For his part, Han also went early to a polling station in Kaohsiung, the second city of the country, of which he is mayor, in the south of the island, accompanied by his daughter Han Bing, and made no statements.

The last polls, published ten days before election day, gave Tsai a clear advantage of more than 20 points, which has managed to turn the polls over the past half year.

The protests in Hong Kong, which began last June, and statements by Chinese President Xi Jinping, in which he did not exclude the use of force in Beijing's relationship with Taiwan, have helped to raise Tsai in the polls in the last months.

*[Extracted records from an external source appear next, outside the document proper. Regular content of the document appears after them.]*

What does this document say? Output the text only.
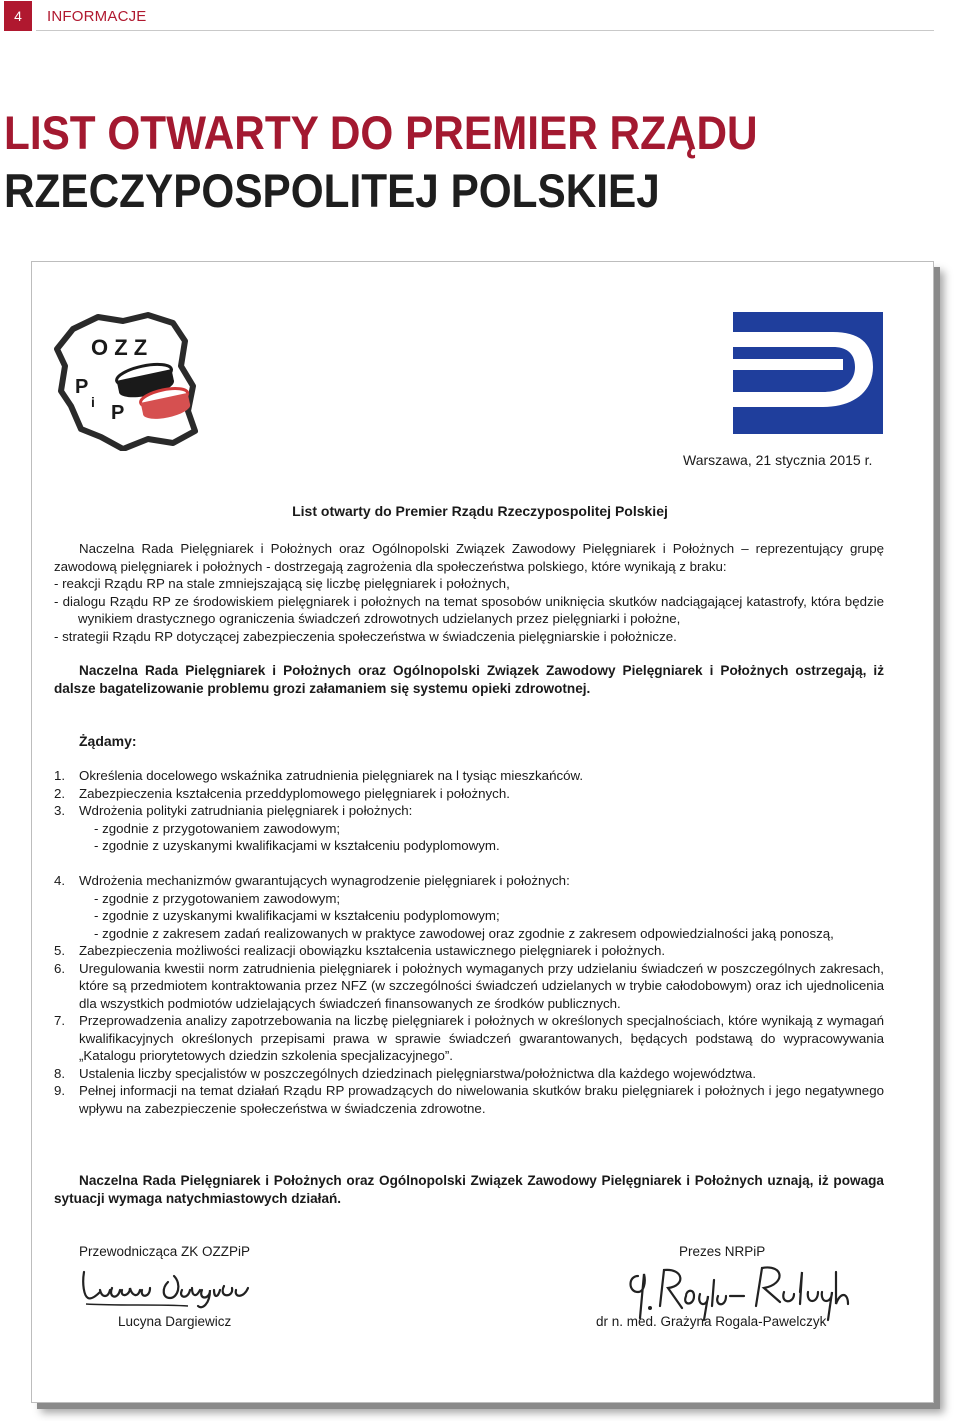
4	INFORMACJE
LIST OTWARTY DO PREMIER RZĄDU
RZECZYPOSPOLITEJ POLSKIEJ
O Z Z
P
i P
Warszawa, 21 stycznia 2015 r.
List otwarty do Premier Rządu Rzeczypospolitej Polskiej

Naczelna Rada Pielęgniarek i Położnych oraz Ogólnopolski Związek Zawodowy Pielęgniarek i Położnych – reprezentujący grupę zawodową pielęgniarek i położnych - dostrzegają zagrożenia dla społeczeństwa polskiego, które wynikają z braku:

- reakcji Rządu RP na stale zmniejszającą się liczbę pielęgniarek i położnych,

- dialogu Rządu RP ze środowiskiem pielęgniarek i położnych na temat sposobów uniknięcia skutków nadciągającej katastrofy, która będzie wynikiem drastycznego ograniczenia świadczeń zdrowotnych udzielanych przez pielęgniarki i położne,

- strategii Rządu RP dotyczącej zabezpieczenia społeczeństwa w świadczenia pielęgniarskie i położnicze.

Naczelna Rada Pielęgniarek i Położnych oraz Ogólnopolski Związek Zawodowy Pielęgniarek i Położnych ostrzegają, iż dalsze bagatelizowanie problemu grozi załamaniem się systemu opieki zdrowotnej.
Żądamy:
1.	Określenia docelowego wskaźnika zatrudnienia pielęgniarek na l tysiąc mieszkańców.
2.	Zabezpieczenia kształcenia przeddyplomowego pielęgniarek i położnych.
3.	Wdrożenia polityki zatrudniania pielęgniarek i położnych:
- zgodnie z przygotowaniem zawodowym;
- zgodnie z uzyskanymi kwalifikacjami w kształceniu podyplomowym.
4.	Wdrożenia mechanizmów gwarantujących wynagrodzenie pielęgniarek i położnych:
- zgodnie z przygotowaniem zawodowym;
- zgodnie z uzyskanymi kwalifikacjami w kształceniu podyplomowym;
- zgodnie z zakresem zadań realizowanych w praktyce zawodowej oraz zgodnie z zakresem odpowiedzialności jaką ponoszą,
5.	Zabezpieczenia możliwości realizacji obowiązku kształcenia ustawicznego pielęgniarek i położnych.
6.	Uregulowania kwestii norm zatrudnienia pielęgniarek i położnych wymaganych przy udzielaniu świadczeń w poszczególnych zakresach, które są przedmiotem kontraktowania przez NFZ (w szczególności świadczeń udzielanych w trybie całodobowym) oraz ich ujednolicenia dla wszystkich podmiotów udzielających świadczeń finansowanych ze środków publicznych.
7.	Przeprowadzenia analizy zapotrzebowania na liczbę pielęgniarek i położnych w określonych specjalnościach, które wynikają z wymagań kwalifikacyjnych określonych przepisami prawa w sprawie świadczeń gwarantowanych, będących podstawą do wypracowywania „Katalogu priorytetowych dziedzin szkolenia specjalizacyjnego”.
8.	Ustalenia liczby specjalistów w poszczególnych dziedzinach pielęgniarstwa/położnictwa dla każdego województwa.
9.	Pełnej informacji na temat działań Rządu RP prowadzących do niwelowania skutków braku pielęgniarek i położnych i jego negatywnego wpływu na zabezpieczenie społeczeństwa w świadczenia zdrowotne.
Naczelna Rada Pielęgniarek i Położnych oraz Ogólnopolski Związek Zawodowy Pielęgniarek i Położnych uznają, iż powaga sytuacji wymaga natychmiastowych działań.
Przewodnicząca ZK OZZPiP	Prezes NRPiP
Lucyna Dargiewicz	dr n. med. Grażyna Rogala-Pawelczyk
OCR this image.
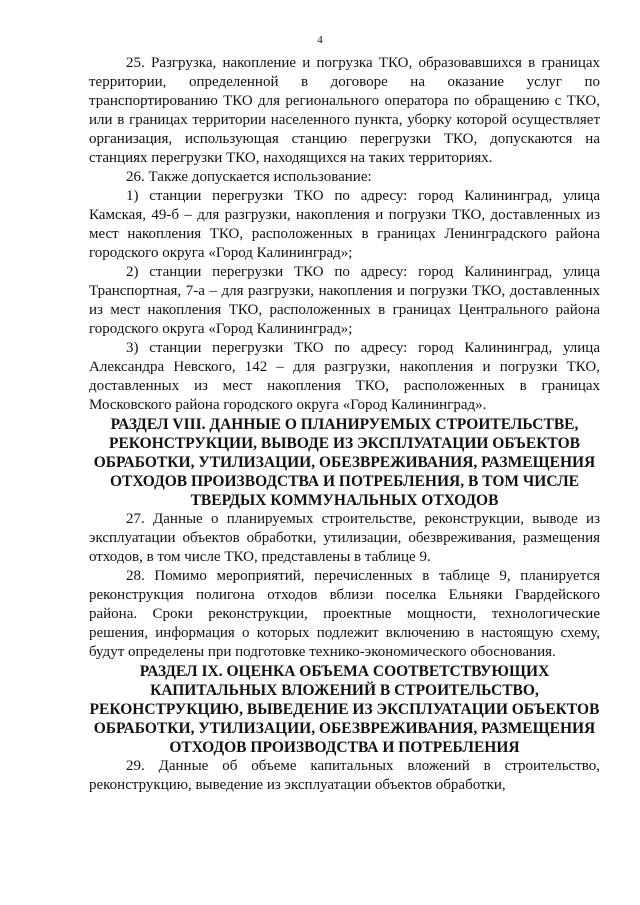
4

25. Разгрузка, накопление и погрузка ТКО, образовавшихся в границах территории, определенной в договоре на оказание услуг по транспортированию ТКО для регионального оператора по обращению с ТКО, или в границах территории населенного пункта, уборку которой осуществляет организация, использующая станцию перегрузки ТКО, допускаются на станциях перегрузки ТКО, находящихся на таких территориях.

26. Также допускается использование:

1) станции перегрузки ТКО по адресу: город Калининград, улица Камская, 49-б – для разгрузки, накопления и погрузки ТКО, доставленных из мест накопления ТКО, расположенных в границах Ленинградского района городского округа «Город Калининград»;

2) станции перегрузки ТКО по адресу: город Калининград, улица Транспортная, 7-а – для разгрузки, накопления и погрузки ТКО, доставленных из мест накопления ТКО, расположенных в границах Центрального района городского округа «Город Калининград»;

3) станции перегрузки ТКО по адресу: город Калининград, улица Александра Невского, 142 – для разгрузки, накопления и погрузки ТКО, доставленных из мест накопления ТКО, расположенных в границах Московского района городского округа «Город Калининград».

РАЗДЕЛ VIII. ДАННЫЕ О ПЛАНИРУЕМЫХ СТРОИТЕЛЬСТВЕ, РЕКОНСТРУКЦИИ, ВЫВОДЕ ИЗ ЭКСПЛУАТАЦИИ ОБЪЕКТОВ ОБРАБОТКИ, УТИЛИЗАЦИИ, ОБЕЗВРЕЖИВАНИЯ, РАЗМЕЩЕНИЯ ОТХОДОВ ПРОИЗВОДСТВА И ПОТРЕБЛЕНИЯ, В ТОМ ЧИСЛЕ ТВЕРДЫХ КОММУНАЛЬНЫХ ОТХОДОВ

27. Данные о планируемых строительстве, реконструкции, выводе из эксплуатации объектов обработки, утилизации, обезвреживания, размещения отходов, в том числе ТКО, представлены в таблице 9.

28. Помимо мероприятий, перечисленных в таблице 9, планируется реконструкция полигона отходов вблизи поселка Ельняки Гвардейского района. Сроки реконструкции, проектные мощности, технологические решения, информация о которых подлежит включению в настоящую схему, будут определены при подготовке технико-экономического обоснования.

РАЗДЕЛ IX. ОЦЕНКА ОБЪЕМА СООТВЕТСТВУЮЩИХ КАПИТАЛЬНЫХ ВЛОЖЕНИЙ В СТРОИТЕЛЬСТВО, РЕКОНСТРУКЦИЮ, ВЫВЕДЕНИЕ ИЗ ЭКСПЛУАТАЦИИ ОБЪЕКТОВ ОБРАБОТКИ, УТИЛИЗАЦИИ, ОБЕЗВРЕЖИВАНИЯ, РАЗМЕЩЕНИЯ ОТХОДОВ ПРОИЗВОДСТВА И ПОТРЕБЛЕНИЯ

29. Данные об объеме капитальных вложений в строительство, реконструкцию, выведение из эксплуатации объектов обработки,
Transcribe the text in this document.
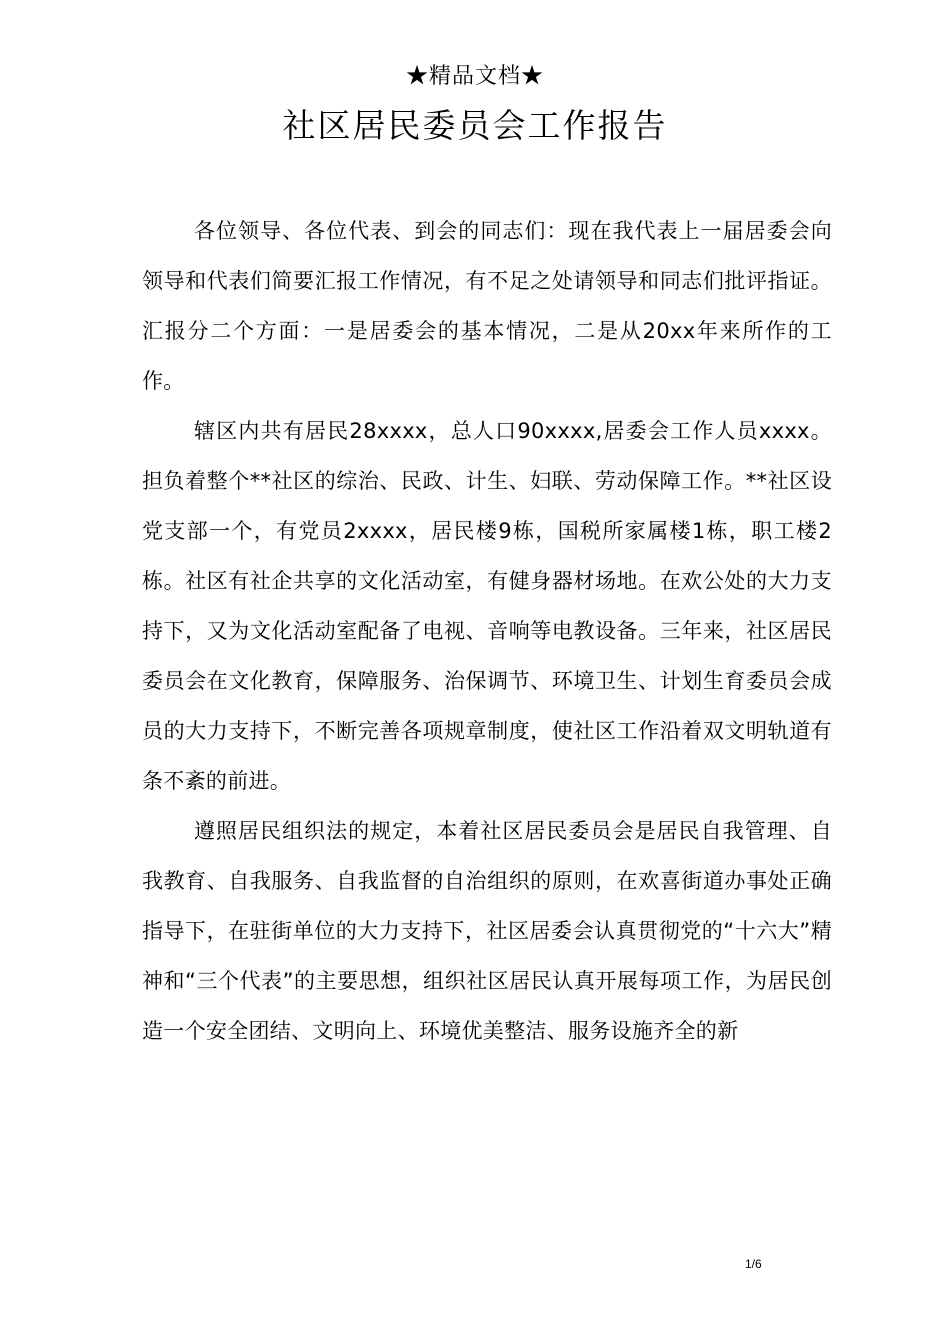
★精品文档★
社区居民委员会工作报告

各位领导、各位代表、到会的同志们：现在我代表上一届居委会向领导和代表们简要汇报工作情况，有不足之处请领导和同志们批评指证。汇报分二个方面：一是居委会的基本情况，二是从20xx年来所作的工作。

辖区内共有居民28xxxx，总人口90xxxx,居委会工作人员xxxx。担负着整个**社区的综治、民政、计生、妇联、劳动保障工作。**社区设党支部一个，有党员2xxxx，居民楼9栋，国税所家属楼1栋，职工楼2栋。社区有社企共享的文化活动室，有健身器材场地。在欢公处的大力支持下，又为文化活动室配备了电视、音响等电教设备。三年来，社区居民委员会在文化教育，保障服务、治保调节、环境卫生、计划生育委员会成员的大力支持下，不断完善各项规章制度，使社区工作沿着双文明轨道有条不紊的前进。

遵照居民组织法的规定，本着社区居民委员会是居民自我管理、自我教育、自我服务、自我监督的自治组织的原则，在欢喜街道办事处正确指导下，在驻街单位的大力支持下，社区居委会认真贯彻党的“十六大”精神和“三个代表”的主要思想，组织社区居民认真开展每项工作，为居民创造一个安全团结、文明向上、环境优美整洁、服务设施齐全的新

1/6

The president, in favor of maintaining the current 'status quo' in the relationship with mainland China, maintains a much harder line with Beijing than Han, who advocates a closer approach to the communist regime.

"The young people of Hong Kong have used their lives and their blood to show us that the 'one country, two systems' model is not feasible," Tsai proclaimed last night to the hundreds of thousands of people who attended his closing meeting. campaign in Taipei.

Although the victory of the PPD candidate in the presidential elections seems clear, it is not so much that her party can get a majority in Parliament, according to observers.

Beijing regards Taiwan as a wayward province that must return to its jurisdiction and has suspended formal relations with Taipei since Tsai was first elected in 2016 and refused to accept the principle of a single China defended by the regime.

In the last general elections of 2016, Tsai obtained 56.12 percent of the votes compared to 31.04 percent of then-candidate Kuomintang ruler Eric Chu.

Participation in that event was 66.27 percent, the lowest of the six direct presidential elections held in the country since 1996.

In the 2016 legislative sessions, the PPD won the absolute majority for the first time, with 68 seats, while the Kuomintang won 35 deputies.